Parents can help their children sleep better using these strategies:
- Setting up the environment for a successful night’s sleep
- Feed your child a well-balanced diet; notice the foods you give before bedtime and how your child sleeps
- Nasal hygiene: talk with your child’s doctor about sinus rinses that can help keep the airway clear
Which professionals can help my child with sleep-disordered breathing?
Suppose you have tried at-home solutions but don’t see an improvement. In that case, parents can seek out “airway-focused dentists” or ENTs with specialized training in sleep-disordered breathing, such as the Breathe Institute, which Dr. Nora and her husband founded. It’s important to ask about the dentist’s background so you can find someone with extensive training in sleep-disordered breathing.
Airway-focused dentists look for specific facial, nose, and jaw features, which help them understand how a patient breathes. From there, the dentist can set up a treatment plan. Treatment can range from non-invasive measures such as nasal sprays to a minor procedure to reverse the tongue tie. The goal is to prevent more significant, long-term airway and breathing difficulties.
Once the cause of the breathing issues is identified and resolved, other professionals can be an important part of the child’s team. The child may need oral motor and feeding therapy or other interventions, such as myofunctional therapy, to support their development.
A final message from Dr. Nora:
As parents, we become our child’s personal doctor! As you learn more about your child’s condition, you may need to advocate for your child’s needs. Don’t be discouraged. Work with a team equipped to help you; a team approach is usually needed.

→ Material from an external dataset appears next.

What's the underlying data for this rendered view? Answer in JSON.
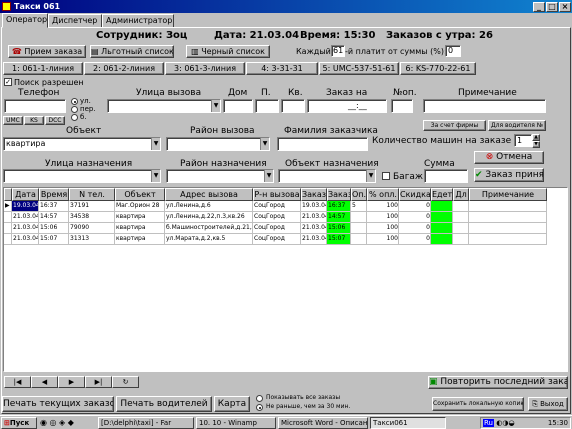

Dr. Nora Zaghi provides functional and integrative oral health care and interceptive orthodontics with a focus on whole-body health and well- being. She is a Diplomate board-certified pediatric dentist, published author, clinical researcher, and educator. She is the director of pediatric dentistry at Breathe Babies and Kids, and provides care in a collaborative environment. Dr. Nora is a graduate of The Breathe Institute’s MyoMasterminds program and has advanced expertise in the field of myofunctional therapy. Beyond her academic studies and clinical experiences, she has continued her education in the fields of sleep, breathing, tongue-tie, early-interceptive orthodontics, oral motor and feeding therapy.
Thank you, Dr. Nora, for sharing your expertise with us!